At neighboring Sequoia and Kings Canyon national parks, spokeswoman Dana Dierkes said about 25 speech-related permits are issued annually, mostly for church groups wanting to use the park for religious services. Similarly, Great Smoky Mountains National Park in Tennessee and North Carolina issued 92 permits for church services and five permits for people distributing literature last year, park ranger Bob Wightman said Monday.
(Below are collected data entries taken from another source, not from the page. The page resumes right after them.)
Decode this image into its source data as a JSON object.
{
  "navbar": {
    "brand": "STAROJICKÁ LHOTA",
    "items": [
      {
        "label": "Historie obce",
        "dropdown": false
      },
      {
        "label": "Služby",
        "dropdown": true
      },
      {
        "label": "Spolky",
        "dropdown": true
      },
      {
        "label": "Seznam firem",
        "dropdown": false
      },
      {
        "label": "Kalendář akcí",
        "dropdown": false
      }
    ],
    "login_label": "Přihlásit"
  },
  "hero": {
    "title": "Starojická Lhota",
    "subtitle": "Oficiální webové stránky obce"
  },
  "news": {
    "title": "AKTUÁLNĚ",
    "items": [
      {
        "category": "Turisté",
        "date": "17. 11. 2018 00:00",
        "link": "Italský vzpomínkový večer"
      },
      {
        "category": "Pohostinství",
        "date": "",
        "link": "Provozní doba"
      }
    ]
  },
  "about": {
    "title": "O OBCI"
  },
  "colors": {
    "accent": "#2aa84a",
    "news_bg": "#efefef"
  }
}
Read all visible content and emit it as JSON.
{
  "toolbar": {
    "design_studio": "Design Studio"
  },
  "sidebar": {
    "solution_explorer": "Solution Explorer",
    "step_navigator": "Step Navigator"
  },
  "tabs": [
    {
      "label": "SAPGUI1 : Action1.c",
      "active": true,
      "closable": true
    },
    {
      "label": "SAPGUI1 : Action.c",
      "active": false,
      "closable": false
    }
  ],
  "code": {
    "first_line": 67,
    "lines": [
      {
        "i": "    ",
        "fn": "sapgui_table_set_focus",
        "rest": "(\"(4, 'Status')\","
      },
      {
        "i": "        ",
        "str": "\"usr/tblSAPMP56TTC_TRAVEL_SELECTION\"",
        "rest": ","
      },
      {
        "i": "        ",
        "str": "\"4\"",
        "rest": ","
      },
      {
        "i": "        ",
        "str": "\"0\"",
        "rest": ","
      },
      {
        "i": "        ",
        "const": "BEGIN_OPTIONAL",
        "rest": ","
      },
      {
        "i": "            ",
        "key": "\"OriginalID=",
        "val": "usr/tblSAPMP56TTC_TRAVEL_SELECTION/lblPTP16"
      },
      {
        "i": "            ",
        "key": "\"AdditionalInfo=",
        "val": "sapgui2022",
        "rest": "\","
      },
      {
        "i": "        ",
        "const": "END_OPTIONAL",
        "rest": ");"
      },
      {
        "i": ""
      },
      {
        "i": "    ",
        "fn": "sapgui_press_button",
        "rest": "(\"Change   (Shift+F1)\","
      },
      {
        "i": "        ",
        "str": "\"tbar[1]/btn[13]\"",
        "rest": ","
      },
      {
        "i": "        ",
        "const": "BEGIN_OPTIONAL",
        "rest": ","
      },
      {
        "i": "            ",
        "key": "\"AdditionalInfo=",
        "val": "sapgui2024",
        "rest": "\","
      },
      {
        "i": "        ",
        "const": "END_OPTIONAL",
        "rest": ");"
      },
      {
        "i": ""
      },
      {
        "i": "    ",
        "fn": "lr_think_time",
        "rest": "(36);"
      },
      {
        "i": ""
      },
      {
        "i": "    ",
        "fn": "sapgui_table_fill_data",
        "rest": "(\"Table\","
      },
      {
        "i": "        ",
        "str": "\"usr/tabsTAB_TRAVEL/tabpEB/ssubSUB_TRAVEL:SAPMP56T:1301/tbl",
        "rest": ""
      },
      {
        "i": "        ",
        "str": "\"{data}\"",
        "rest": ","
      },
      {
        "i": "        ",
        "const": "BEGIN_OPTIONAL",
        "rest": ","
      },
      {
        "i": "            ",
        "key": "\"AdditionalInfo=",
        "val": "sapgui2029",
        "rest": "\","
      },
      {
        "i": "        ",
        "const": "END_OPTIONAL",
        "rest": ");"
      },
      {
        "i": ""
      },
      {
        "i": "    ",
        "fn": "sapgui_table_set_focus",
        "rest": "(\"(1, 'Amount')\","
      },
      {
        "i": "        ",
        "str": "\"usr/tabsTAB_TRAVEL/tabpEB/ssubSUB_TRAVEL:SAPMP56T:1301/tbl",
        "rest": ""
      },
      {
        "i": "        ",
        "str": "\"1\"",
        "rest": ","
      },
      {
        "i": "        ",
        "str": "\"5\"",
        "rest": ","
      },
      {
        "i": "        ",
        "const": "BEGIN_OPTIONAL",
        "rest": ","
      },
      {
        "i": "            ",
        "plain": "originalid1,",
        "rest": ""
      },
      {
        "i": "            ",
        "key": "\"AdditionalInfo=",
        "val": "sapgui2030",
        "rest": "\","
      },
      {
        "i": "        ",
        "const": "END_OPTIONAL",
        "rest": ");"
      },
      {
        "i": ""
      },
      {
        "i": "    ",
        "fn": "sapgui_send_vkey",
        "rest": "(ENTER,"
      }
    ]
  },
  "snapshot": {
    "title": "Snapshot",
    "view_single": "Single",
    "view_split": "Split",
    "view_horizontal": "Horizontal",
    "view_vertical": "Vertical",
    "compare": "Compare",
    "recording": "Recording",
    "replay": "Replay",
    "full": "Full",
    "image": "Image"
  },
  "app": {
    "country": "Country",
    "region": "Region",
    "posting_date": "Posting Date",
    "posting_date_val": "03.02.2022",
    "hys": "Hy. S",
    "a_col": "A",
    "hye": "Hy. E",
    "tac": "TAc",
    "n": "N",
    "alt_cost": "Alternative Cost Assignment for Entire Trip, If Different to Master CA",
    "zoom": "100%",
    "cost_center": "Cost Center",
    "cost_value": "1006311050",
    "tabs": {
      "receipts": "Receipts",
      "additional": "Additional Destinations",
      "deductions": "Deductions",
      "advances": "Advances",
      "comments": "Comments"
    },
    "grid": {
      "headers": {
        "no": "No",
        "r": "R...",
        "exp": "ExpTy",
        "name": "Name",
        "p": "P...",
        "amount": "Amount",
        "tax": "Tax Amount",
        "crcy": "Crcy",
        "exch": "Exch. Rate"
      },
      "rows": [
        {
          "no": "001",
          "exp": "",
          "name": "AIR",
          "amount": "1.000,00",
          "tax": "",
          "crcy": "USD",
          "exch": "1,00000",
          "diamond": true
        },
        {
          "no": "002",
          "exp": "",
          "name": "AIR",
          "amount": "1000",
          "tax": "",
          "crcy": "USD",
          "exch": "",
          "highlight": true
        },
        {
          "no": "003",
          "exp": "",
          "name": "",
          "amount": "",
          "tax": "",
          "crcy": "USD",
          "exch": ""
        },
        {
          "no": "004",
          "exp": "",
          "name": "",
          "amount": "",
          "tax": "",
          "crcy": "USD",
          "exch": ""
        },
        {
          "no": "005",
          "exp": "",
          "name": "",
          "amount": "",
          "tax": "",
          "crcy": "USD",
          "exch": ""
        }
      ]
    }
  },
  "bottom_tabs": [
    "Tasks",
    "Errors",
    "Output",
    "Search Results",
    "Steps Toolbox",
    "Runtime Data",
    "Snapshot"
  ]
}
He indicated it's unclear what will happen next.

"At this point, we're awaiting directions," Wightman said.

Judge Brown added several hypothetical examples, including a Girl Scout leader who musters her scouts at Glacier National Park in Montana and "proceeds to lecture them about the effects of global warming." This could be construed as a "gathering" that needs a permit, Brown reasoned.

"It is offensive, not only to the values protected by the First Amendment, but to the very notion of a free society, that . . . a citizen must first inform the government of her desire to speak to her neighbors and then obtain a permit," Brown noted, citing an earlier Supreme Court ruling.

A conservative appointed by President George W. Bush, Brown formerly served on the California Supreme Court. The two appellate judges who joined her decision are also Republican appointees.

National parks typically confine religious and political activities to designated "free speech areas." The court ruling doesn't eliminate these.

At Yosemite, for instance, Gediman recalled that political activists several years ago wanted to demonstrate next to the visiting secretary of the interior. The activists hoped to ensure that they appeared on TV, Gediman said, but park officials instead designated a free speech area some distance away.

Gediman added that he's unaware of Yosemite ever rejecting a speech permit application.

Michael Boardley, a Coon Rapids, Minn., resident, initially sued after he had difficulty obtaining a permit at Mount Rushmore. He subsequently received his permit but persevered with a legal challenge that underscored the potential burdens imposed by the permit requirements.

Yosemite, Boardley noted in legal filings, required speech permit applications to be submitted at least 10 days in advance, while Yellowstone National Park requested applications several months in advance.